Project Overview
Crossroads Solar is pleased to partner with Fountain County landowners on a proposed 200-megawatt (MW) solar photovoltaic generation facility. The project will be a source of clean, locally generated electric power, while diversifying farm income and providing significant environmental and economic benefits in the local community.
Rows of panels will track the sun
The project will feature rows of solar panels, surrounded by prairie grasses and pollinators compatible with grazing and beekeeping. The panels will track the sun throughout the day. Significant spacing between rows – typically about 16 to 20 feet – prevents shading of adjacent rows, allows for maintenance, and allows ample space for vegetation between rows.
Panels will be set back from homes, roads, and from the boundaries of properties that are not participating in the project.
The project will use a simple design that minimizes soil disturbance, with solar panels mounted on racks attached to steel posts that have been driven into the ground. Rows of panels will be arranged along a north-south axis, and the panels will rotate from east to west throughout the day to efficiently capture the sun’s energy.
The panels are designed to absorb light and include an anti-glare coating. These features, coupled with the sun-tracking motion, limit glare in the area around the facility. Of note, similar panels and facilities are frequently sited with Federal Aviation Administration approval adjacent to airports.

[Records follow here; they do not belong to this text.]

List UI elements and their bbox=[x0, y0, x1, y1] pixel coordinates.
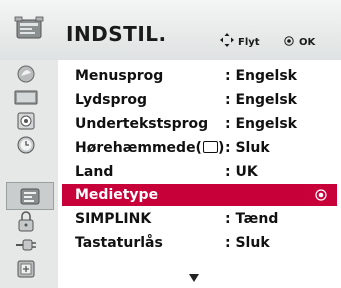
settings-list: Menusprog : Engelsk Lydsprog : Engelsk U… bbox=[58, 60, 341, 288]
osd-menu-window: INDSTIL. Flyt OK Menusprog: Engelsk Lyd… bbox=[0, 0, 341, 288]
hint-move-label: Flyt bbox=[238, 37, 260, 48]
menu-header: INDSTIL. Flyt OK bbox=[0, 0, 341, 60]
menu-item-label: Land bbox=[75, 164, 114, 180]
menu-item-value: : Sluk bbox=[225, 140, 270, 156]
menu-item-value: : Tænd bbox=[225, 211, 279, 227]
ok-select-icon bbox=[315, 189, 327, 201]
menu-item-value: : UK bbox=[225, 164, 258, 180]
menu-item-value: : Engelsk bbox=[225, 68, 297, 84]
move-arrows-icon bbox=[220, 33, 234, 47]
menu-item-lydsprog[interactable]: Lydsprog : Engelsk bbox=[58, 89, 333, 111]
menu-item-land[interactable]: Land : UK bbox=[58, 161, 333, 183]
menu-item-medietype[interactable]: Medietype bbox=[62, 184, 337, 206]
menu-item-label: Hørehæmmede() bbox=[75, 140, 224, 156]
category-sidebar bbox=[0, 60, 58, 288]
clock-icon[interactable] bbox=[13, 134, 39, 156]
menu-item-simplink[interactable]: SIMPLINK : Tænd bbox=[58, 208, 333, 230]
menu-item-label: Menusprog bbox=[75, 68, 164, 84]
menu-item-label: Tastaturlås bbox=[75, 235, 163, 251]
input-icon[interactable] bbox=[13, 234, 39, 256]
audio-icon[interactable] bbox=[13, 110, 39, 132]
menu-item-value: : Engelsk bbox=[225, 116, 297, 132]
menu-item-label: Medietype bbox=[75, 187, 159, 203]
menu-item-tastaturlaas[interactable]: Tastaturlås : Sluk bbox=[58, 232, 333, 254]
menu-item-label-suffix: ) bbox=[217, 140, 225, 156]
menu-item-undertekstsprog[interactable]: Undertekstsprog : Engelsk bbox=[58, 113, 333, 135]
scroll-down-icon[interactable] bbox=[189, 274, 199, 282]
hint-ok-label: OK bbox=[299, 37, 316, 48]
picture-icon[interactable] bbox=[13, 63, 39, 85]
menu-item-menusprog[interactable]: Menusprog : Engelsk bbox=[58, 65, 333, 87]
option-icon[interactable] bbox=[6, 182, 54, 210]
header-icon-box bbox=[0, 0, 58, 60]
subtitle-cc-icon bbox=[202, 141, 218, 153]
menu-item-label: SIMPLINK bbox=[75, 211, 152, 227]
lock-icon[interactable] bbox=[13, 210, 39, 232]
tv-screen-icon[interactable] bbox=[13, 87, 39, 109]
settings-menu-icon bbox=[14, 16, 44, 39]
menu-item-value: : Sluk bbox=[225, 235, 270, 251]
menu-item-label: Undertekstsprog bbox=[75, 116, 209, 132]
usb-icon[interactable] bbox=[13, 258, 39, 280]
menu-item-label: Lydsprog bbox=[75, 92, 148, 108]
menu-item-value: : Engelsk bbox=[225, 92, 297, 108]
menu-item-label-text: Hørehæmmede( bbox=[75, 140, 202, 156]
sidebar-empty-slot bbox=[13, 158, 39, 180]
menu-item-hoerehaemmede[interactable]: Hørehæmmede() : Sluk bbox=[58, 137, 333, 159]
page-title: INDSTIL. bbox=[66, 22, 167, 46]
ok-button-icon bbox=[284, 36, 294, 46]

Buried wires connecting the rows of panels will lead first to inverters that convert direct current to alternating current, and then from inverters to a step-up transformer, where the voltage will be increased to transmission system levels for connection to the existing transmission substation located along Public Service Road, west of Veedersburg. The project substation and transformer will be located adjacent to the existing substation. Importantly, the location of the project is optimized to minimize the need for new transmission infrastructure, such as lines and towers.
Panel rows will be generously spaced
To minimize shadows on adjacent rows, to allow for maintenance, and to allow ample space for vegetation between rows, the centers of rows will be spaced about 16-20 feet apart, leaving wide gaps between, even when panels are flat at midday.
Panels will be about as tall as full-grown corn
Panels will be tallest at sunrise and sunset, when they will be turned toward the sun. Panel rotation will stop at 30 degrees from vertical to further limit glare in the area around the facility. When the sun rises higher than 30 degrees above the horizon in the morning, the panels will start to track the sun across the sky, rotating to flat at midday and then returning to their tallest profile as sunset approaches.